La floraison star des mois de février et mars est celle du saule marsault, dont le pollen est excellent et surtout abondant.

Cet arbre à croissance rapide se retrouve couramment à l’état sauvage dans toute la France. Il se différencie des autres espèces de saules par ses feuilles plus larges et son écorce, d’abord gris-verte, qui devient grise et se crevasse en formant de petits losanges avec le temps.

Le saule marsault est un arbre dit dioïque, c’est-à-dire qu’il porte soit des fleurs mâles, soit des fleurs femelles (comme le kiwi).

Les fleurs mâles des arbres mâles offrent donc du pollen aux abeilles, tandis que les arbres femelles, quant à eux, produisent du nectar.

Il est donc une source de vie importante pour les abeilles en ce début d’année !

Aux premiers beaux jours, vous verrez quelques abeilles faire leurs emplettes de pollen, qu’elles façonnent en pelotes autour de leurs pattes arrière.

 

Le saviez-vous ? Son écorce contient de la salicine, une substance qui a inspiré la création de l’aspirine ! 

ça butine

De décembre à janvier la nature est en dormance. Lorsque la météo le permet, les abeilles sortent de la ruche, mais il leur est difficile de trouver des fleurs à butiner.

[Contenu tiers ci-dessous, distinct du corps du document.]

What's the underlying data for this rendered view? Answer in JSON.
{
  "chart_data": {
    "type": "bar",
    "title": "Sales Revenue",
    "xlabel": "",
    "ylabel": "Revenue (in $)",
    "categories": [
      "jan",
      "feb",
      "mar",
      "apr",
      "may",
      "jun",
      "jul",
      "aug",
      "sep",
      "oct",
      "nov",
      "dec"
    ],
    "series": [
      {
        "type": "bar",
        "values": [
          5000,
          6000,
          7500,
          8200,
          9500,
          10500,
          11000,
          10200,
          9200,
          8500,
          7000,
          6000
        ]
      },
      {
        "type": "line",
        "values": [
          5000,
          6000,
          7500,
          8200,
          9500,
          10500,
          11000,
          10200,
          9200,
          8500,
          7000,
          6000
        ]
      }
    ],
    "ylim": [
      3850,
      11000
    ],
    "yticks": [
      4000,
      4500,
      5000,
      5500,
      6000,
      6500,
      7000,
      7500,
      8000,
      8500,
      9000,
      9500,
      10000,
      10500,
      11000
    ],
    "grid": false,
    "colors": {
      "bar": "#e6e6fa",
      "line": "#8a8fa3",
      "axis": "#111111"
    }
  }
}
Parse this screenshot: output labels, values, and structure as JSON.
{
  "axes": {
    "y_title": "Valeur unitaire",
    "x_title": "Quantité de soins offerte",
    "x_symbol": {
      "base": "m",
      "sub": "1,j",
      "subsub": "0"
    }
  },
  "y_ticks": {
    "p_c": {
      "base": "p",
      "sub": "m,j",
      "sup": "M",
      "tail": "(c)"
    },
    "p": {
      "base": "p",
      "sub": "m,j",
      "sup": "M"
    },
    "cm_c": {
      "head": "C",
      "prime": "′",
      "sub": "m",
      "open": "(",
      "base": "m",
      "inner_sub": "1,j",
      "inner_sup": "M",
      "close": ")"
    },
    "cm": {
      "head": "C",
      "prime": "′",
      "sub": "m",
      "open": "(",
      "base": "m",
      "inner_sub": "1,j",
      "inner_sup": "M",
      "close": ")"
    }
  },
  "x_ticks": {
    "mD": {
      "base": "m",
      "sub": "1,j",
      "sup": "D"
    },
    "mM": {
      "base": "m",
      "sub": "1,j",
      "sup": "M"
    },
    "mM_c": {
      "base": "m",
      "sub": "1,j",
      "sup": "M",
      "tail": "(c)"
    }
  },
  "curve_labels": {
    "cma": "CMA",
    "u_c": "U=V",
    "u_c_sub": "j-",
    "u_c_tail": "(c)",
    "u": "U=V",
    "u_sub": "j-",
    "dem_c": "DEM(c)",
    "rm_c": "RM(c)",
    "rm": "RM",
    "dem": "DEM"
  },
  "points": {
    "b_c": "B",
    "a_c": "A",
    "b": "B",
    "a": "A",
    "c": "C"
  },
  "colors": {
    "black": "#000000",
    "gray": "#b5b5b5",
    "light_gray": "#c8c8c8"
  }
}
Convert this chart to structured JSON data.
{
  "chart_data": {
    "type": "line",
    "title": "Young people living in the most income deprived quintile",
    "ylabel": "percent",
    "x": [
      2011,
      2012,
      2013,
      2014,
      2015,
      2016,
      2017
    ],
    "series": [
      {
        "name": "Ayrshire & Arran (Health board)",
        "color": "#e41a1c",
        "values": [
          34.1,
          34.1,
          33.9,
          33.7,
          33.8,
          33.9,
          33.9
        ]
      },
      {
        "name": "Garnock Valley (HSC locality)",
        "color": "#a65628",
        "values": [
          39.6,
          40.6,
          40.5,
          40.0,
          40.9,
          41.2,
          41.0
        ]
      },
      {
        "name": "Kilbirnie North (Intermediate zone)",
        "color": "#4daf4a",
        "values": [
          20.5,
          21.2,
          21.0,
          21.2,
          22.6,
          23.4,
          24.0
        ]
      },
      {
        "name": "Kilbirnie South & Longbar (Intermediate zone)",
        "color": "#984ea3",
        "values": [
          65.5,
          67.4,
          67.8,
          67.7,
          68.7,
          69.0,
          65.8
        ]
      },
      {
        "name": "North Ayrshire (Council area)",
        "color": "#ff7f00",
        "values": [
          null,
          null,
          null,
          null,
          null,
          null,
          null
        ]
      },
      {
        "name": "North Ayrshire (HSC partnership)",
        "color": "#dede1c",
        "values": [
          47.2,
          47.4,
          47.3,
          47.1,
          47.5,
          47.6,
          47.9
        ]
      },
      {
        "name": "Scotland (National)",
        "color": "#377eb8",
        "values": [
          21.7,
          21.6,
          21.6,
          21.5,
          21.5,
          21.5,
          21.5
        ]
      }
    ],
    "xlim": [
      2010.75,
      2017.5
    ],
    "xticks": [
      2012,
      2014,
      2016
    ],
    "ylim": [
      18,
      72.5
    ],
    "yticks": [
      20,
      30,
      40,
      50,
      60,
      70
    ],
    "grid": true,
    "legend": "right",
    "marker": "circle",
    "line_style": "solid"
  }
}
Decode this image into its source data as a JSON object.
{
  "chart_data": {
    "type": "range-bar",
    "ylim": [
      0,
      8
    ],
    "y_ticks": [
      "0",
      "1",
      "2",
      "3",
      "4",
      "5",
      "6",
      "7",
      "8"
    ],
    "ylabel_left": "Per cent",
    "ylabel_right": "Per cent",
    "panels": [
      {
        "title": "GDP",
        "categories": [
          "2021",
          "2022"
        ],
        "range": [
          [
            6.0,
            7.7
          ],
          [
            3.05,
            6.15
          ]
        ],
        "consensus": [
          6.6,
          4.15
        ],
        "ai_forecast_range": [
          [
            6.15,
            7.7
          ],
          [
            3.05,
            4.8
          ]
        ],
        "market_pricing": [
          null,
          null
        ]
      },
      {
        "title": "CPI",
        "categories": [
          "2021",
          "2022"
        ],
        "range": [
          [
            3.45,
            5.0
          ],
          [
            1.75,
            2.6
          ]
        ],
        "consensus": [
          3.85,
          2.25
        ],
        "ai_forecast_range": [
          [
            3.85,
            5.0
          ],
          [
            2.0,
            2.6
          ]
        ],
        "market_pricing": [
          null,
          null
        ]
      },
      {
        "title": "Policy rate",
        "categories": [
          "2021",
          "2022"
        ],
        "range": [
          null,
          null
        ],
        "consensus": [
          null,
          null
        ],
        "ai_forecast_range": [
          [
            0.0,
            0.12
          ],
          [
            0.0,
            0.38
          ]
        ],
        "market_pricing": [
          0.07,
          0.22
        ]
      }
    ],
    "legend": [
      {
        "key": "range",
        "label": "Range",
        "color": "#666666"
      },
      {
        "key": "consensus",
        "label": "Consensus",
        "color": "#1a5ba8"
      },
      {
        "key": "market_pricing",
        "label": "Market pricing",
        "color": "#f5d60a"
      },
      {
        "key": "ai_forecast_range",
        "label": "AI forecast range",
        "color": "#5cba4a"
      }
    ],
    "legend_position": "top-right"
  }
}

L’une des premières floraison à lieu sur le noisetier entre janvier et mars, ce dernier ne délivre pas de nectar, mais les premiers pollens aux abeilles. Il est essentiel pour le démarrage des colonies. Si vous observez bien, vous en verrez déjà…

 

C’est un arbre à fécondation croisée (anémophile), les fleurs mâles (1ère photo) apparaissent avant les fleurs femelles (2ème photo). La fécondation se fait par le vent.

 

Février : petit à petit l’oiseau anticipe son nid

C’est la période pour installer les nichoirs

Les oiseaux commencent leur repérage pour trouver le lieu idéal de leur futur nid douillet.

Varroa

Pour ce premier passage de l’année 2025, et en cette période de faible activité dans les ruches, nous effectuons un traitement à l’acide oxalique sur vos colonies.

Ce traitement, couramment utilisé en apiculture biologique, permet d’éliminer les varroas (acariens, également appelés « poux de l’abeille ») présents dans les ruches. Nous l’appliquons en hiver, lorsque la reine cesse de pondre, afin d’optimiser son efficacité.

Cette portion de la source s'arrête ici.